Effectivement, le marché de la seconde main représente une véritable opportunité pour les marques, tant sur le plan économique que commercial. Que ce soit en magasin physique ou en ligne, la seconde main est devenue un service à forte valeur ajoutée recherché par les clients. Ainsi, une offre diversifiée de produits d’occasion peut constituer un réel moteur de trafic. Cette tendance offre aux marques une occasion unique de verdir leur image et de renforcer leur responsabilité écologique aux yeux des consommateurs, tout en attirant de nouveaux adeptes.

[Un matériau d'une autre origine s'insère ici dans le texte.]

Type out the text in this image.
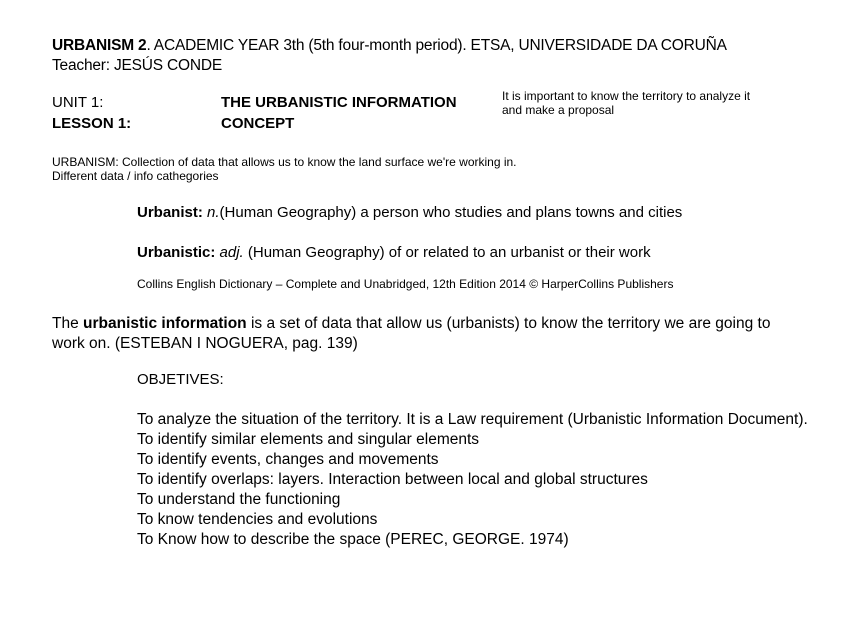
URBANISM 2. ACADEMIC YEAR 3th (5th four-month period). ETSA, UNIVERSIDADE DA CORUÑA
Teacher: JESÚS CONDE
UNIT 1:
LESSON 1:
THE URBANISTIC INFORMATION
CONCEPT
It is important to know the territory to analyze it and make a proposal
URBANISM: Collection of data that allows us to know the land surface we're working in.
Different data / info cathegories
Urbanist: n.(Human Geography) a person who studies and plans towns and cities
Urbanistic: adj. (Human Geography) of or related to an urbanist or their work
Collins English Dictionary – Complete and Unabridged, 12th Edition 2014 © HarperCollins Publishers
The urbanistic information is a set of data that allow us (urbanists) to know the territory we are going to work on. (ESTEBAN I NOGUERA, pag. 139)
OBJETIVES:
To analyze the situation of the territory. It is a Law requirement (Urbanistic Information Document).
To identify similar elements and singular elements
To identify events, changes and movements
To identify overlaps: layers. Interaction between local and global structures
To understand the functioning
To know tendencies and evolutions
To Know how to describe the space (PEREC, GEORGE. 1974)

L’essor de la vente de produits d’occasion répond aux attentes croissantes des consommateurs, particulièrement en matière d’éco-responsabilité, englobant la lutte contre le gaspillage et les préoccupations éthiques et environnementales, ainsi que des considérations budgétaires. La fidélisation de la clientèle, décrite par l’Alliance du Commerce, est mise en avant : « Le marché d’occasion permet également de fidéliser la clientèle en offrant des services et avantages additionnels et/ou de capter de nouveaux clients avec des prix plus abordables. C’est aussi un moyen de favoriser le trafic en magasin ou le ‘drive to store’ en organisant la collecte de produits de seconde main en magasin et en rétribuant ce ‘don’ par des bons d’achat à réutiliser ou par l’accomplissement d’une étape du processus de vente de seconde main en point de vente physique. »

D’après l’extrait du Contrat stratégique de filière Mode et Luxe pour la période 2023-2027 du Conseil National de l’Industrie française, le marché de l’occasion a évolué pour devenir une « opportunité » pour les entreprises commerciales. Selon le document, « l’innovation numérique, la prédiction, la production à la demande, mais aussi la réparabilité des produits, le marché de l’occasion sont autant de nouvelles composantes à intégrer pour participer à la décarbonation de notre industrie à l’horizon de 10 ans ». Les chiffres dévoilés sont significatifs : en 2022, le marché mondial du luxe de seconde main représente 16 milliards d’euros, et selon une étude réalisée par le Boston Consulting Group en 2020, on estime que le marché de la seconde main atteindra plus de 60 milliards de dollars d’ici à 2025.

En conclusion de ces 5 veilles sur le thème de l’occasion, il est légitime d’affirmer que le marché de la seconde main ne semble pas véritablement redonner une teinte plus verte au secteur de la mode. Bien éloigné de l’image idéaliste présentée par les entreprises du commerce et les médias, il est crucial de souligner que le consumérisme n’est pas remis en question de manière substantielle. Même si l’impact environnemental est réduit, il demeure significatif. Présentée comme une solution à « tous les problèmes », la seconde main ne constitue pas un remède miracle.